Yine yaşlı erkeklerde COVID-19 sonrası sertleşme bozukluğu gelişme riskinin daha çok olduğunu düşünüyoruz. Bunun birkaç nedeni olabilir: Testosteron seviyeleri biz yaşlandıkça azalır ve normal sertleşme için testosteronun gerekli olduğunu biliyoruz. Diyabet, yüksek tansiyon, kardiyovasküler problemler - bunların hepsi daha şiddetli COVID-19 gelişimi için altta yatan risk faktörleridir ve yaşlı erkeklerin bu sorunları yaşama olasılığı daha yüksektir.

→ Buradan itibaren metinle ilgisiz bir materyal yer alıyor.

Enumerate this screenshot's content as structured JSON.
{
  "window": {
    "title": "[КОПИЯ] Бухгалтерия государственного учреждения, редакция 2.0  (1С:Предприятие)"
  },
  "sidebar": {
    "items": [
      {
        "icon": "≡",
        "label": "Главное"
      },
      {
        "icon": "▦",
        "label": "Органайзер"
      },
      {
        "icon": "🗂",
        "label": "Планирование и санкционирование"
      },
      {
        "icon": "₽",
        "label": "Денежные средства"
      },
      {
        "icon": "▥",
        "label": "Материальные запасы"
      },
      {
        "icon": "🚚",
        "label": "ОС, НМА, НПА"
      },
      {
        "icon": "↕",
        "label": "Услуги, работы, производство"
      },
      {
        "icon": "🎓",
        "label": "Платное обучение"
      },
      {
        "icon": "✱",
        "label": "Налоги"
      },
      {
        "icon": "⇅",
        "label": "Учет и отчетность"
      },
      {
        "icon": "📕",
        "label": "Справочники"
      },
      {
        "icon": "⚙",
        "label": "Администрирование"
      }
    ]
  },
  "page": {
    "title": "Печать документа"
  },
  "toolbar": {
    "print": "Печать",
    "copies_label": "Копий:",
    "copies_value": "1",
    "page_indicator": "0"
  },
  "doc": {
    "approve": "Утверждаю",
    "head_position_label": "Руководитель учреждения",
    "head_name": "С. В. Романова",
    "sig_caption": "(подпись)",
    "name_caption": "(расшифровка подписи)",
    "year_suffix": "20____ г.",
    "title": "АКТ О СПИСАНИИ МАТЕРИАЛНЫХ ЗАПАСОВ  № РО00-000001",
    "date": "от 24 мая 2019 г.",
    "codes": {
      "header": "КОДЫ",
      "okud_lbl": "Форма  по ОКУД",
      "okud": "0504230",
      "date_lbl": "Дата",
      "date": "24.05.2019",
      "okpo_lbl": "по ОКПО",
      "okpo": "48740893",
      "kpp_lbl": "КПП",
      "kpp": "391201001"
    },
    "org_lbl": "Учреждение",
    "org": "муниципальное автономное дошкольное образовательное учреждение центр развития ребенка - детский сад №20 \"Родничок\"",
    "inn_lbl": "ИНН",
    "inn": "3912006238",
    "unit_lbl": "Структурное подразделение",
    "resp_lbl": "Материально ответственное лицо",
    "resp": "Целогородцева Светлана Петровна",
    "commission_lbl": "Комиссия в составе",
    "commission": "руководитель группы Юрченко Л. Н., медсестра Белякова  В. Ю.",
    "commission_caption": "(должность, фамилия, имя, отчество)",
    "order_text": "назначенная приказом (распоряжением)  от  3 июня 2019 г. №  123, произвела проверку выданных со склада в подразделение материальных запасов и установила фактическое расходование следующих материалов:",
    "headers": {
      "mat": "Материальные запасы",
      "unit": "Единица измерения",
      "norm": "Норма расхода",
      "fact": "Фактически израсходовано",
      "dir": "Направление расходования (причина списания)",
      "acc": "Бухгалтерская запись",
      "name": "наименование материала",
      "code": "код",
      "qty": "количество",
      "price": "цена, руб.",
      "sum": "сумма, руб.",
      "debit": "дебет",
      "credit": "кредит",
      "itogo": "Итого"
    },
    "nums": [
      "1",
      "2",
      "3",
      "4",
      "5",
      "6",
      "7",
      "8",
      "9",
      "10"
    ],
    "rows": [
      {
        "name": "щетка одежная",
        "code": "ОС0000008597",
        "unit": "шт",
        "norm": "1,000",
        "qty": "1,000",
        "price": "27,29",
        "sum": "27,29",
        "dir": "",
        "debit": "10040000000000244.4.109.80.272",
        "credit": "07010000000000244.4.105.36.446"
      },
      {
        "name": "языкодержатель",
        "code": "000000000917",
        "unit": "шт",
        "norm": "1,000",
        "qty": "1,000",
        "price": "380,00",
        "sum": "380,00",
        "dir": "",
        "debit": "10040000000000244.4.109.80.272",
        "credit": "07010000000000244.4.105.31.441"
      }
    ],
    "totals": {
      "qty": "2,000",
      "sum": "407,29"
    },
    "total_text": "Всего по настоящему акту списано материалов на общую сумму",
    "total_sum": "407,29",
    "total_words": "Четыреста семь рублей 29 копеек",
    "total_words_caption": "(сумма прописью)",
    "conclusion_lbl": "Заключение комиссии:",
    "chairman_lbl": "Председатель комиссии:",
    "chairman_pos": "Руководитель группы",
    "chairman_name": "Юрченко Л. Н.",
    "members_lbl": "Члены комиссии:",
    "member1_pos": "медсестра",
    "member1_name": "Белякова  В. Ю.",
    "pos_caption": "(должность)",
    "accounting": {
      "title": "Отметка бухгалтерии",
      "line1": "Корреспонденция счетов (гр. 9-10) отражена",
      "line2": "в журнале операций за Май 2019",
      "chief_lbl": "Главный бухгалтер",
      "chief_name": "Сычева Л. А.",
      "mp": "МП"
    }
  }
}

Korona virüs sonrası sertleşme bozukluğunun ne kadar sürdüğü ile ilgili kesin bir bilgi maalesef günümüzde yok ancak sertleşme bozukluğunun diğer semptomlar gibi uzun-soluklu olduğunu klinik tecrübelerime dayanarak söyleyebilirim. Özellikle bu sorunu yaşayan hastalarıma önerim bir üroloji veya androloji uzmanına görünmeleri yönünde. Bu erkeklere yardımcı olmak için klinikte kullanabileceğimiz, ilaçlardan şok dalga tedavisine ve cerrahi seçeneklere kadar etkili tedaviler uyguluyoruz.